わたくしのおバカさん――心の中で自分を罵り、オルガはきゅっと唇を噛んだ。
「母上、あげませんよ」
冷やかなその声に、ハッと我に返る。声の方へと視線をやれば、凍えそうなほど冷やかな目で、エルネスティがこちらを見ていた。
「……わたくし、何も言ってないわよ」
「母上の考えなど、手に取るように分かりますから」
ダダ漏れですよ、母上――と、エルネスティは口端を軽く上げた。その憎たらしい表情に、扇子を握るオルガの手に力が入る。まったく誰に似たんだか――と、思いつく限りの言葉で息子を(胸中で)罵った。
「あ、あの……」
「初めまして、わたくしはオルガ。このバカむ……いえ、エルネスティの母です」
「初めましてオルガ様。羽衣歌と申します。えっと、椛島、羽衣歌です」
「カバシマ?」
「あ、すみません。椛島は苗字……家名です」
「あら、そうなの。貴女の居た所では、家名が先にくるのね」
頷いた羽衣歌に、オルガは優雅に微笑んだ。
「こちらの生活に、少しは慣れたかしら?」
「あ、はい。まだ色々と戸惑うことはありますが、以前よりかは……。皆様には大変良くしていただいて、感謝しております」
「そう。何でも言ってちょうだいね。こちらの不手際で、貴女には償っても償いきれないことをしてしまったのですから」
本当にごめんなさいね――と、オルガは羽衣歌の両手を掬うように持ち上げて、ふわりと包み込むように握った。
あぁ、手もちっちゃくて可愛らしいこと――緩みそうになる頬をどうにかこうにか抑え、オルガはうふふと笑みを深くする。

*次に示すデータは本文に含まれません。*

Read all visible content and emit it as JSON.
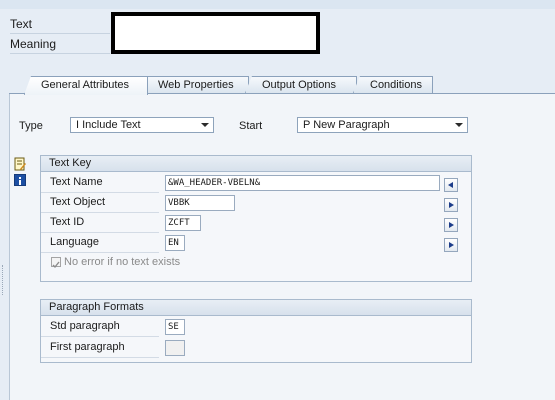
{
  "header": {
    "text_label": "Text",
    "meaning_label": "Meaning"
  },
  "tabs": [
    {
      "label": "General Attributes",
      "active": true
    },
    {
      "label": "Web Properties",
      "active": false
    },
    {
      "label": "Output Options",
      "active": false
    },
    {
      "label": "Conditions",
      "active": false
    }
  ],
  "general": {
    "type_label": "Type",
    "type_value": "I Include Text",
    "start_label": "Start",
    "start_value": "P New Paragraph"
  },
  "text_key": {
    "title": "Text Key",
    "name_label": "Text Name",
    "name_value": "&WA_HEADER-VBELN&",
    "object_label": "Text Object",
    "object_value": "VBBK",
    "id_label": "Text ID",
    "id_value": "ZCFT",
    "language_label": "Language",
    "language_value": "EN",
    "no_error_label": "No error if no text exists",
    "no_error_checked": true
  },
  "paragraph_formats": {
    "title": "Paragraph Formats",
    "std_label": "Std paragraph",
    "std_value": "SE",
    "first_label": "First paragraph",
    "first_value": ""
  },
  "icons": {
    "side_top": "document-edit-icon",
    "side_bottom": "info-icon"
  }
}
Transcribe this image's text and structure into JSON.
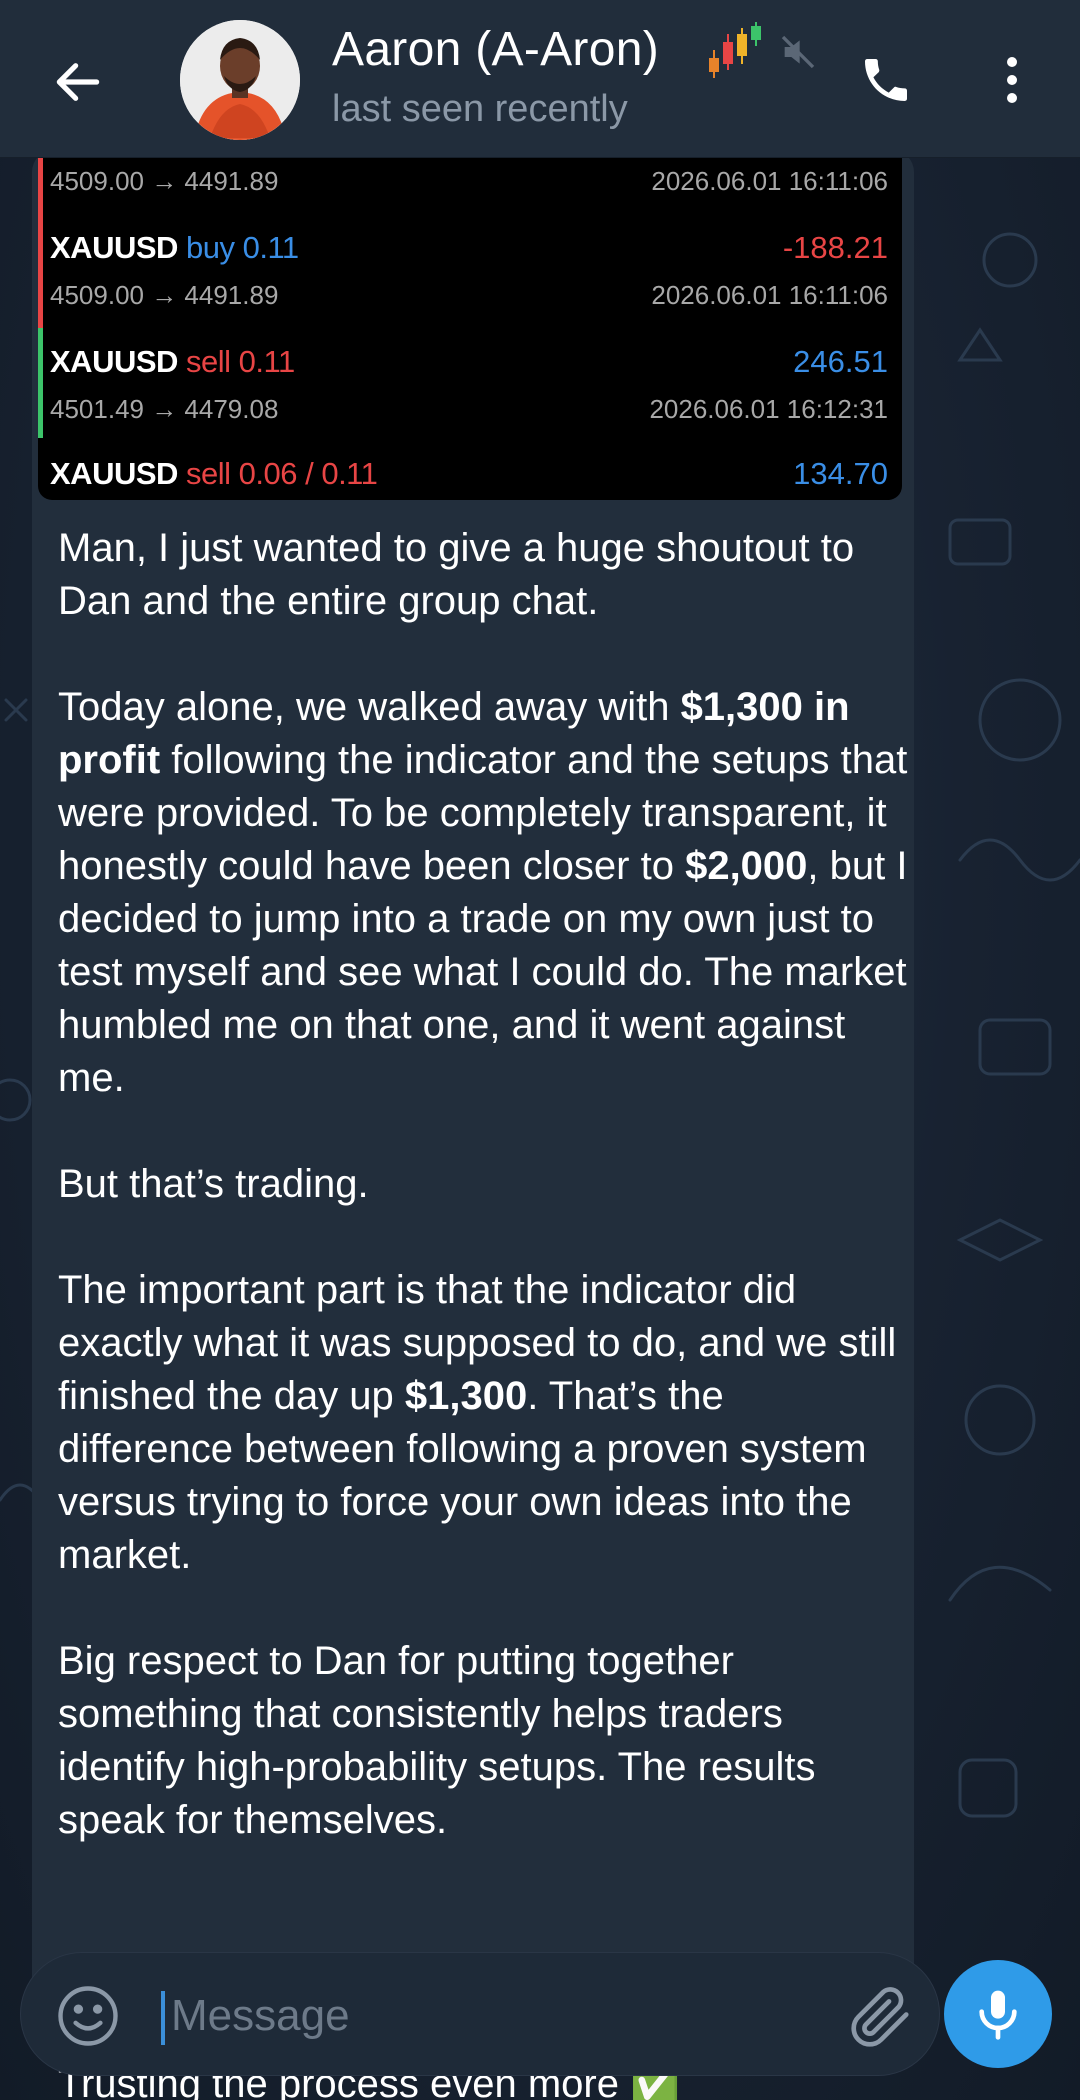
{
  "header": {
    "contact_name": "Aaron (A-Aron)",
    "status": "last seen recently",
    "icons": {
      "back": "arrow-left-icon",
      "emoji_status": "candlestick-chart-icon",
      "muted": "muted-speaker-icon",
      "call": "phone-icon",
      "menu": "more-vertical-icon"
    }
  },
  "trade_screenshot": {
    "top_row": {
      "price": "4509.00 → 4491.89",
      "time": "2026.06.01 16:11:06"
    },
    "trades": [
      {
        "symbol": "XAUUSD",
        "side": "buy 0.11",
        "profit": "-188.21",
        "price": "4509.00 → 4491.89",
        "time": "2026.06.01 16:11:06"
      },
      {
        "symbol": "XAUUSD",
        "side": "sell 0.11",
        "profit": "246.51",
        "price": "4501.49 → 4479.08",
        "time": "2026.06.01 16:12:31"
      },
      {
        "symbol": "XAUUSD",
        "side": "sell 0.06 / 0.11",
        "profit": "134.70"
      }
    ]
  },
  "message": {
    "p1": "Man, I just wanted to give a huge shoutout to Dan and the entire group chat.",
    "p2_a": "Today alone, we walked away with ",
    "p2_bold1": "$1,300 in profit",
    "p2_b": " following the indicator and the setups that were provided. To be completely transparent, it honestly could have been closer to ",
    "p2_bold2": "$2,000",
    "p2_c": ", but I decided to jump into a trade on my own just to test myself and see what I could do. The market humbled me on that one, and it went against me.",
    "p3": "But that’s trading.",
    "p4_a": "The important part is that the indicator did exactly what it was supposed to do, and we still finished the day up ",
    "p4_bold": "$1,300",
    "p4_b": ". That’s the difference between following a proven system versus trying to force your own ideas into the market.",
    "p5": "Big respect to Dan for putting together something that consistently helps traders identify high-probability setups. The results speak for themselves.",
    "peek": "Trusting the process even more ✅"
  },
  "composer": {
    "placeholder": "Message",
    "value": "",
    "icons": {
      "emoji": "emoji-smile-icon",
      "attach": "paperclip-icon",
      "mic": "microphone-icon"
    }
  },
  "colors": {
    "header_bg": "#212d3b",
    "bubble_bg": "#222e3c",
    "accent": "#2f9be8",
    "buy": "#3a8ee6",
    "sell": "#e84545",
    "muted_text": "#8b98a7"
  }
}
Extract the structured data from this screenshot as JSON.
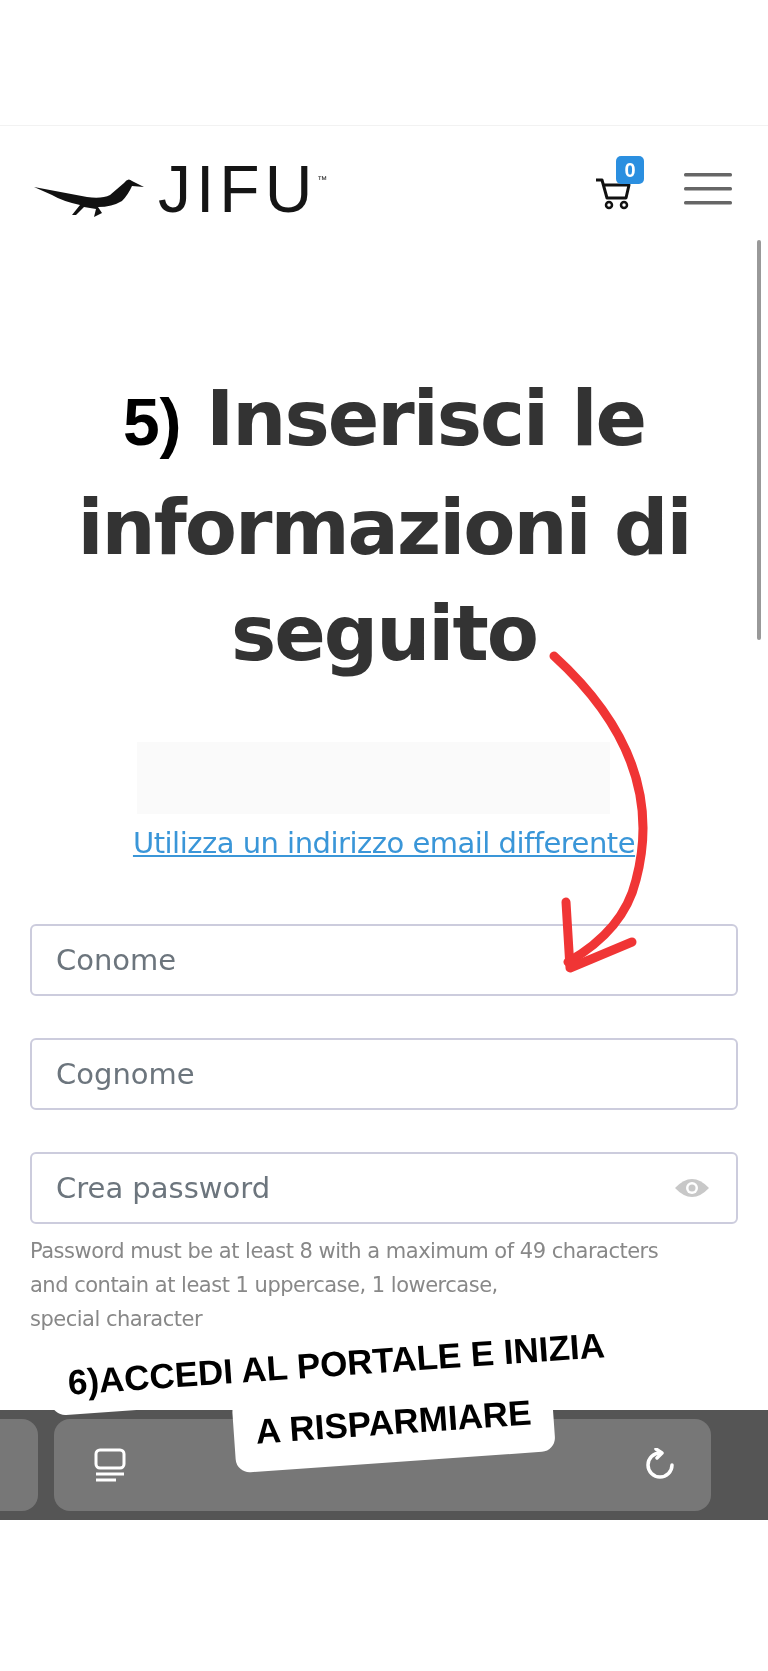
{
  "header": {
    "logo_text": "JIFU",
    "trademark": "™",
    "cart_count": "0"
  },
  "heading": {
    "step": "5)",
    "title": "Inserisci le informazioni di seguito"
  },
  "link": "Utilizza un indirizzo email differente",
  "fields": [
    {
      "kind": "text",
      "placeholder": "Conome"
    },
    {
      "kind": "text",
      "placeholder": "Cognome"
    },
    {
      "kind": "password",
      "placeholder": "Crea password"
    }
  ],
  "password_hint": [
    "Password must be at least 8 with a maximum of 49 characters",
    "and contain at least 1 uppercase, 1 lowercase,",
    "special character"
  ],
  "annotation": [
    "6)ACCEDI AL PORTALE E INIZIA",
    "A RISPARMIARE"
  ]
}
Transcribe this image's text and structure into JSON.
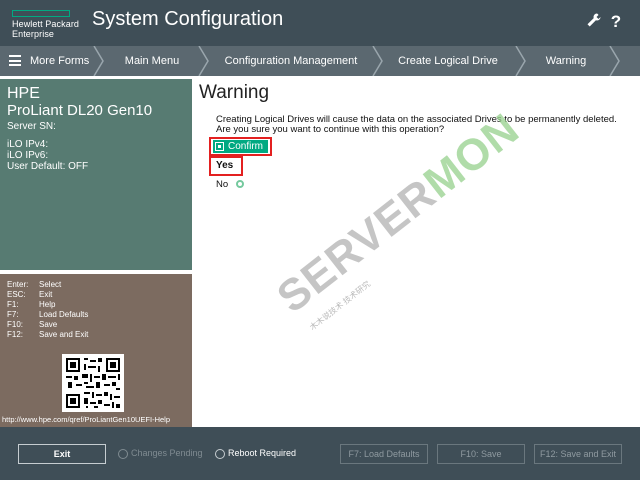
{
  "header": {
    "logo_line1": "Hewlett Packard",
    "logo_line2": "Enterprise",
    "title": "System Configuration",
    "settings_icon": "wrench-icon",
    "help_icon": "question-icon"
  },
  "breadcrumb": {
    "more_forms": "More Forms",
    "items": [
      "Main Menu",
      "Configuration Management",
      "Create Logical Drive",
      "Warning"
    ]
  },
  "system": {
    "brand": "HPE",
    "model": "ProLiant DL20 Gen10",
    "serial": "Server SN:",
    "ipv4": "iLO IPv4:",
    "ipv6": "iLO IPv6:",
    "user_default": "User Default: OFF"
  },
  "keys": [
    {
      "key": "Enter:",
      "action": "Select"
    },
    {
      "key": "ESC:",
      "action": "Exit"
    },
    {
      "key": "F1:",
      "action": "Help"
    },
    {
      "key": "F7:",
      "action": "Load Defaults"
    },
    {
      "key": "F10:",
      "action": "Save"
    },
    {
      "key": "F12:",
      "action": "Save and Exit"
    }
  ],
  "help_url": "http://www.hpe.com/qref/ProLiantGen10UEFI-Help",
  "main": {
    "title": "Warning",
    "message": "Creating Logical Drives will cause the data on the associated Drives to be permanently deleted. Are you sure you want to continue with this operation?",
    "confirm_label": "Confirm",
    "yes_label": "Yes",
    "no_label": "No"
  },
  "watermark": {
    "text_a": "SERVER",
    "text_b": "MON",
    "sub": "木木说技术 技术研究"
  },
  "footer": {
    "exit": "Exit",
    "changes_pending": "Changes Pending",
    "reboot_required": "Reboot Required",
    "load_defaults": "F7: Load Defaults",
    "save": "F10: Save",
    "save_exit": "F12: Save and Exit"
  },
  "colors": {
    "accent": "#01a982",
    "highlight": "#e32020",
    "header_bg": "#3f4e57",
    "system_panel": "#577b72",
    "help_panel": "#7c6b60"
  }
}
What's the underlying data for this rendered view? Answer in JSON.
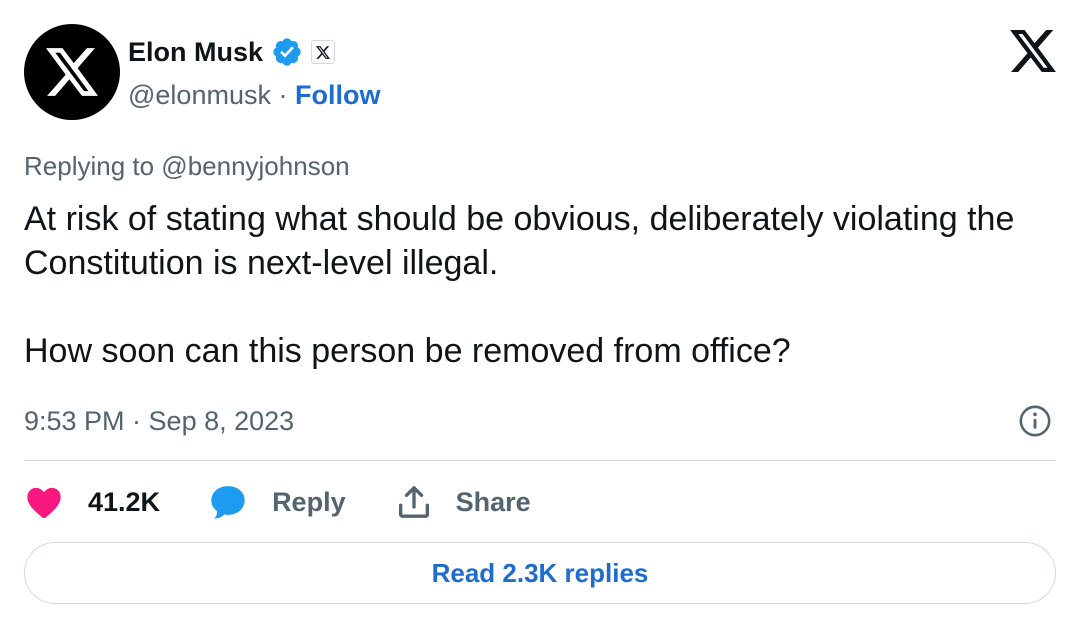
{
  "author": {
    "name": "Elon Musk",
    "handle": "@elonmusk",
    "separator": " · ",
    "follow_label": "Follow",
    "avatar_icon": "x-logo-icon",
    "verified_icon": "verified-badge-icon",
    "affiliate_icon": "x-affiliate-badge-icon"
  },
  "header": {
    "logo_icon": "x-logo-icon"
  },
  "tweet": {
    "replying_to": "Replying to @bennyjohnson",
    "paragraphs": [
      "At risk of stating what should be obvious, deliberately violating the Constitution is next-level illegal.",
      "How soon can this person be removed from office?"
    ],
    "timestamp": "9:53 PM · Sep 8, 2023",
    "info_icon": "info-icon"
  },
  "actions": {
    "like_count": "41.2K",
    "reply_label": "Reply",
    "share_label": "Share",
    "like_icon": "heart-icon",
    "reply_icon": "speech-bubble-icon",
    "share_icon": "share-icon"
  },
  "footer": {
    "read_replies_label": "Read 2.3K replies"
  },
  "colors": {
    "link_blue": "#1d6ccf",
    "verified_blue": "#1d9bf0",
    "like_pink": "#f91880",
    "text_primary": "#0f1419",
    "text_secondary": "#536471",
    "border": "#cfd9de"
  }
}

もちろんそんな母を、息子は冷やかに見ていた。
「あげませんよ、母上」
「……だから、わたくしは何も言ってないでしょう」
「ダダ漏れだって言いましたでしょう」
呆れたような眼差しに、オルガのこめかみに青い筋がたつ。
「……嫌な子ね、お前。誰に似たの?」
「母上でしょう。自覚なしですか?」
「……」
大仰に溜息をつくとエルネスティは、握られたままの羽衣歌の手を、さりげなくオルガから引き剥がした。そして「こちらにおいで」と、今度は自分が彼女の手を握る。姿見用の大きな鏡の前へと彼女を引っぱっていくと、そこに映る羽衣歌の姿をじっくり眺め、満足気な笑みを浮かべて大きく頷いた。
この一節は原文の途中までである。